First reading that data as is turning off header and sep as ','. Just renamed _c0 to col1 for visual purpose. Then created a split column, separated the values and regex replaced the data. Finally filtered out the row which contained header as I already aliased the dataframe.

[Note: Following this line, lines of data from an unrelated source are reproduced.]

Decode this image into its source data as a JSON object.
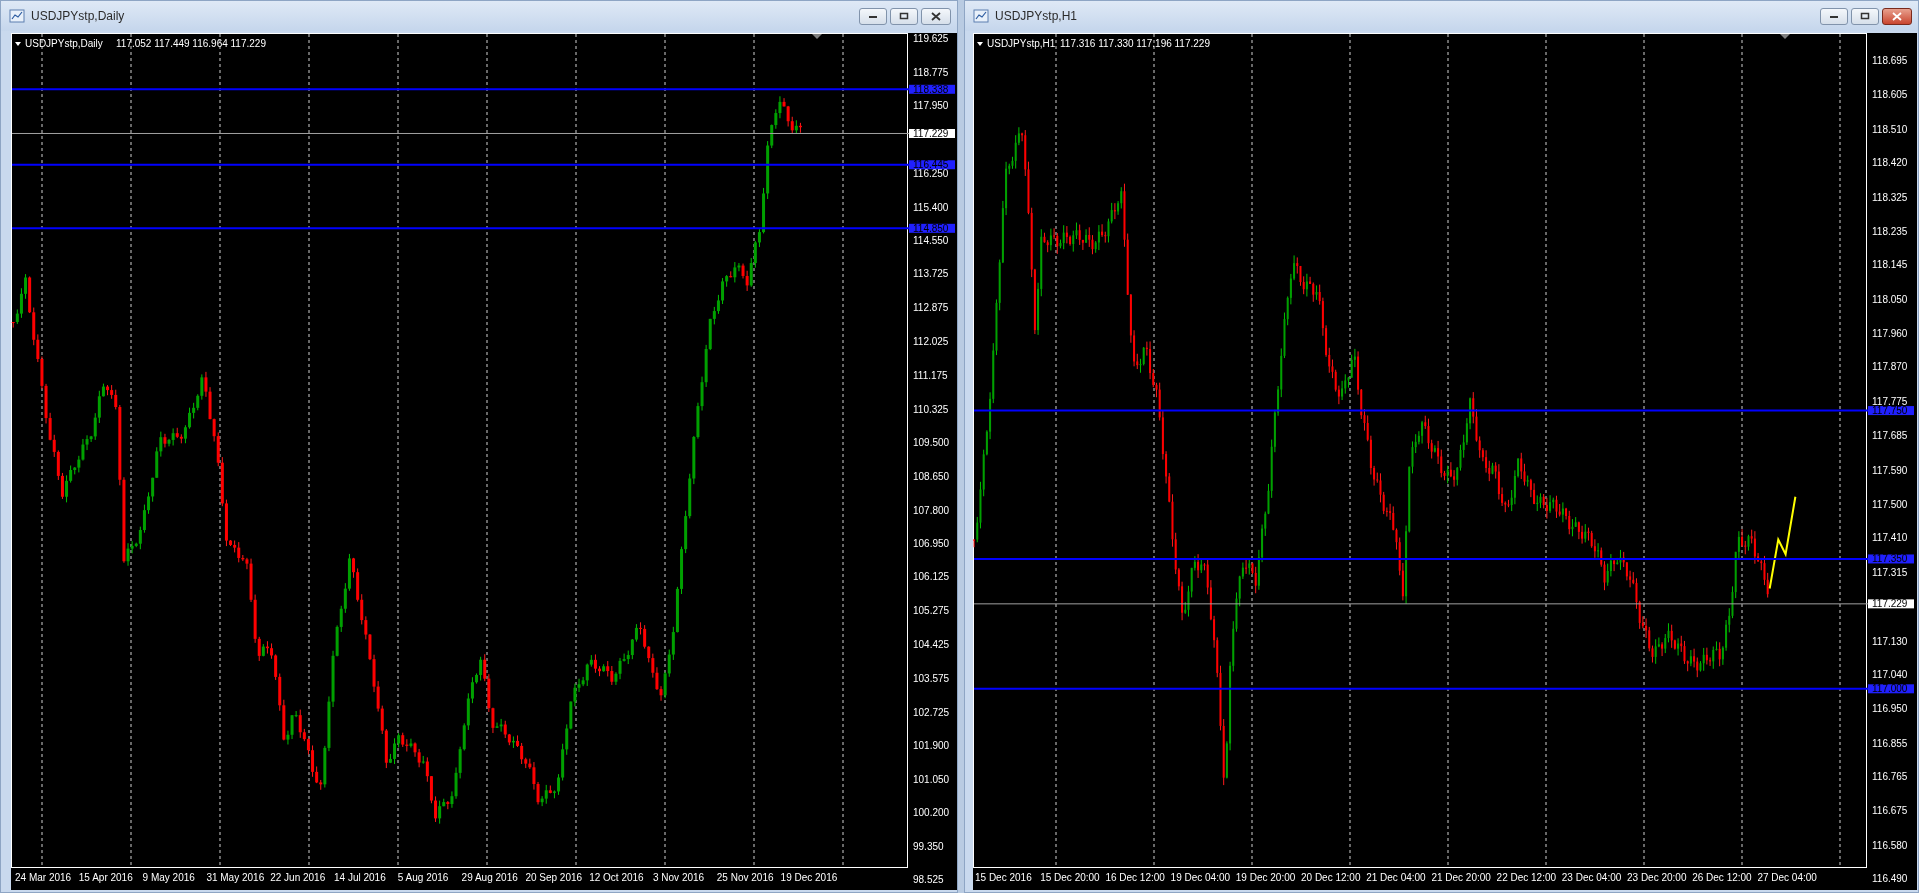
{
  "windows": [
    {
      "title": "USDJPYstp,Daily",
      "active": false,
      "chart": {
        "symbol": "USDJPYstp,Daily",
        "ohlc": "117.052 117.449 116.964 117.229",
        "price_ticks": [
          "119.625",
          "118.775",
          "117.950",
          "116.250",
          "115.400",
          "114.550",
          "113.725",
          "112.875",
          "112.025",
          "111.175",
          "110.325",
          "109.500",
          "108.650",
          "107.800",
          "106.950",
          "106.125",
          "105.275",
          "104.425",
          "103.575",
          "102.725",
          "101.900",
          "101.050",
          "100.200",
          "99.350",
          "98.525"
        ],
        "date_labels": [
          "24 Mar 2016",
          "15 Apr 2016",
          "9 May 2016",
          "31 May 2016",
          "22 Jun 2016",
          "14 Jul 2016",
          "5 Aug 2016",
          "29 Aug 2016",
          "20 Sep 2016",
          "12 Oct 2016",
          "3 Nov 2016",
          "25 Nov 2016",
          "19 Dec 2016"
        ],
        "levels": [
          {
            "kind": "line",
            "label": "118.338"
          },
          {
            "kind": "bid",
            "label": "117.229"
          },
          {
            "kind": "line",
            "label": "116.445"
          },
          {
            "kind": "line",
            "label": "114.850"
          }
        ]
      }
    },
    {
      "title": "USDJPYstp,H1",
      "active": true,
      "chart": {
        "symbol": "USDJPYstp,H1",
        "ohlc": "117.316 117.330 117.196 117.229",
        "price_ticks": [
          "118.695",
          "118.605",
          "118.510",
          "118.420",
          "118.325",
          "118.235",
          "118.145",
          "118.050",
          "117.960",
          "117.870",
          "117.775",
          "117.685",
          "117.590",
          "117.500",
          "117.410",
          "117.315",
          "117.130",
          "117.040",
          "116.950",
          "116.855",
          "116.765",
          "116.675",
          "116.580",
          "116.490"
        ],
        "date_labels": [
          "15 Dec 2016",
          "15 Dec 20:00",
          "16 Dec 12:00",
          "19 Dec 04:00",
          "19 Dec 20:00",
          "20 Dec 12:00",
          "21 Dec 04:00",
          "21 Dec 20:00",
          "22 Dec 12:00",
          "23 Dec 04:00",
          "23 Dec 20:00",
          "26 Dec 12:00",
          "27 Dec 04:00"
        ],
        "levels": [
          {
            "kind": "line",
            "label": "117.750"
          },
          {
            "kind": "line",
            "label": "117.350"
          },
          {
            "kind": "bid",
            "label": "117.229"
          },
          {
            "kind": "line",
            "label": "117.000"
          }
        ]
      }
    }
  ]
}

dff = spark.read.option("header", "false").option("inferSchema", "true").option("sep",",").csv("/FileStore/tables/Book1.csv").withColumnRenamed("_c0", "col1")
 
split_col = pyspark.sql.functions.split(dff['col1'], ',')
 
df2 = dff.select(regexp_replace(split_col.getItem(0), "[^0-9a-zA-Z_\-]+", "").alias('companyId'),\
                 regexp_replace(split_col.getItem(1), "[^0-9a-zA-Z_\-]+", "").alias('empId'), \
                regexp_replace(split_col.getItem(2), "[^0-9a-zA-Z_\-]+", "").alias('regionId'), \
                regexp_replace(split_col.getItem(3), "[^0-9a-zA-Z_\-]+", "").alias('companyVersion'), \
                regexp_replace(split_col.getItem(4), "[^0-9a-zA-Z_\-]+", "").alias('Question')) \
 
output = df2.where(df2.companyId != 'companyId')

My output:

imageHope this helps...Cheers...

Uma Mahesh D